Desistiu. Voltou para a casa. Já estava anoitecendo. Annie mentira mais uma vez quanto à viagem? Aquilo nunca lhe acontecera antes. Tomou um banho, pensando se iria ao Réveillon onde era aguardado, contudo, Annie, sua mentira, seu profissionalismo, fragilidade e sua beleza não saíam de sua mente. Imaginava que ela se dispusera a se passar por quem não era por causa de Claire. Deveria precisar muito daquele emprego. Vários pensamentos o atordoavam, já que algo insistia em lhe dizer que ela se amedrontara. “Claire sabe ser vingativa”, pensou ele. Precisava esclarecer tudo com ela. Ligou novamente, mas Annie não atendeu. Fechou os olhos e passou a digitar o número de algumas companhias de aviação, identificando-se e perguntando se determinada passageira estava com passagens compradas. Ninguém dizia não a Richard Blake, sendo assim, soube que ela não embarcara. O mesmo se deu com as de ônibus. Precisava ter certeza, ou ficaria louco. Ele já estava perdendo a festa, mas não iria até conseguir falar com ela.
Pegou o carro, após se arrumar com esmero, indo até a casa de Annie. Já passava das onze da noite. As luzes estavam apagadas, contudo, aproximou-se devagar. Olhou pela janela e viu uma sombra refletida no sofá, com as pernas encolhidas. Aguçou os ouvidos e pensou ter ouvido um choro. Engoliu em seco e bateu na porta. Ela não abriu. Bateu com mais força e então, as luzes se acenderam e a fresta da porta foi aberta. Ao ver Richard preenchendo o umbral, Annie soltou um grito, horrorizada.

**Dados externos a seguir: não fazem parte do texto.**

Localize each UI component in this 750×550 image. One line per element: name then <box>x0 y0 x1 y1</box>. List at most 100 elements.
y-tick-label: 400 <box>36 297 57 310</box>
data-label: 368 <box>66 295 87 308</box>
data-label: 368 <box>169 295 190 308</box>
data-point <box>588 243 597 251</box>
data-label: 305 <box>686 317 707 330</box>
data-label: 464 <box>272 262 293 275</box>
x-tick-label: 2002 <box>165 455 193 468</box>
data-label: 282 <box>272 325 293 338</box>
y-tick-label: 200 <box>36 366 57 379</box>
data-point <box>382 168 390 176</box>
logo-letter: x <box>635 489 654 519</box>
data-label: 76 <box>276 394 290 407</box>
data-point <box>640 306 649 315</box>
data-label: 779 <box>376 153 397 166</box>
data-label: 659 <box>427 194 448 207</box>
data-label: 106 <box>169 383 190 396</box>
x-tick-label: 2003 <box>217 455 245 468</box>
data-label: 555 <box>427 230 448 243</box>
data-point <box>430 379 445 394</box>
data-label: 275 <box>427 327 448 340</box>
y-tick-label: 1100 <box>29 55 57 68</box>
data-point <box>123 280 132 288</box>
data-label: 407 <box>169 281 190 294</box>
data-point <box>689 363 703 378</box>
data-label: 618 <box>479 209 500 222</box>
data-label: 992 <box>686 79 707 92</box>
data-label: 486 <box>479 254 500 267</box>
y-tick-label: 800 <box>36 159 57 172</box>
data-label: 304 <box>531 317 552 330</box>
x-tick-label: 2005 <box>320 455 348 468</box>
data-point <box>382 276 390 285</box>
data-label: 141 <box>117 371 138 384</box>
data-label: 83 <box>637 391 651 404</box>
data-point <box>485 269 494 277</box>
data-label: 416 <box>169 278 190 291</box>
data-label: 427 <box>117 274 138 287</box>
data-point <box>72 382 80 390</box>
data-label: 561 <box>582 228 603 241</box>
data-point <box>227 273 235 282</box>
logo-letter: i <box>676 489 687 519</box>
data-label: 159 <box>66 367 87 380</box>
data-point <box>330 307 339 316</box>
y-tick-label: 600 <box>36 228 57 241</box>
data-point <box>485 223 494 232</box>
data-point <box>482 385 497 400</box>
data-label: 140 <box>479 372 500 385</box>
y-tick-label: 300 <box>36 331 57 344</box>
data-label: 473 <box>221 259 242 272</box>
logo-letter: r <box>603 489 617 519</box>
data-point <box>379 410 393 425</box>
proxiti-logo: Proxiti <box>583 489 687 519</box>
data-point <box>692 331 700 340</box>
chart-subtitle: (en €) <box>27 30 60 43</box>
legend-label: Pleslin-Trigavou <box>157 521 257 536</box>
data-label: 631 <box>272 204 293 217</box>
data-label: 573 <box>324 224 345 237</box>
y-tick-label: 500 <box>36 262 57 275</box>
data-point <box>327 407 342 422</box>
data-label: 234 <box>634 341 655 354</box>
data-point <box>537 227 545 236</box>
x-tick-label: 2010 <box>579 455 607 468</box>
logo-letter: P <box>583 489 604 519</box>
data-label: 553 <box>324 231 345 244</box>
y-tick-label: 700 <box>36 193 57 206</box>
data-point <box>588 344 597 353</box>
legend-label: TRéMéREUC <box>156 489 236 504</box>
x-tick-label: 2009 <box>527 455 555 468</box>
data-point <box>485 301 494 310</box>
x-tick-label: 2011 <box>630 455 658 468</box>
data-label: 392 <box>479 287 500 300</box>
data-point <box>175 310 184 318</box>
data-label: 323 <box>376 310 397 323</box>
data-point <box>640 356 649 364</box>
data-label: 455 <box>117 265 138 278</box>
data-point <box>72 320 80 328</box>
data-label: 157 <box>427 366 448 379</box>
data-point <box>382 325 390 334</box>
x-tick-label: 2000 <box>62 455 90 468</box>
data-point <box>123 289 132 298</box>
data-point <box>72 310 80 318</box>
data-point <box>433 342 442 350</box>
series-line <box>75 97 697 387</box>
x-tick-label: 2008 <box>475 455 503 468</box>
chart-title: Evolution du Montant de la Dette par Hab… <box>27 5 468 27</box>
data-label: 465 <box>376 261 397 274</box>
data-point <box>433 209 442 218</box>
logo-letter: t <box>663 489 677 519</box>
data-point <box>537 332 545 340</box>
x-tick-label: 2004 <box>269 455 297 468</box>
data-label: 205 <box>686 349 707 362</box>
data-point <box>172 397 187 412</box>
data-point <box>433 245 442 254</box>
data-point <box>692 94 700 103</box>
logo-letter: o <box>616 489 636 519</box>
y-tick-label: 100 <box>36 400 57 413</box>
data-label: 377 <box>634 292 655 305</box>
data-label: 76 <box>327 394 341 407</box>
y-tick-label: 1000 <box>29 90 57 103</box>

Ele a encarou e sorriu. Ela estava chocada, contudo, mesmo com os olhos vermelhos, que realçava ainda mais seus olhos verdes, estava encantadora.
— Você mentiu para mim. Foi por isso que fugiu o dia todo? Eu te procurei por todos os lugares, Annie. — proferiu, perscrutando-a com olhos luzidios.
— Eu menti, senhor...
— Richard. Apenas Richard — proferiu com a voz rouca, enquanto ela o encarava, boquiaberta.
— Eu precisava do emprego para continuar morando aqui enquanto termino minha faculdade. Não foi minha intenção, mas quando vi o anúncio e...
— Annie, — cortou-a com um sorriso nos lábios — eu imaginei. Há tanta coisa que não sei sobre você!
— Por que está aqui? — questionou, engolindo em seco ao encarar os olhos de Richard.
— Não sei ao certo! — respondeu, prendendo seus olhos nos dela.
Ela passou a mão pelos cabelos, sentindo-se desleixada e envergonhada.
— Venha, comigo Annie. Vamos dar uma volta.
— Agora? Eu...
— Você está linda, como sempre foi. Vamos.
— Para onde?
— Não importa.
Quando os primeiros fogos fustigaram o céu com seu brilho, Richard pegou a mão de Annie. Seus olhos se encontraram antes dos lábios. Um novo ano se descortinava à frente e eles tinham todo o tempo do mundo para se conhecerem.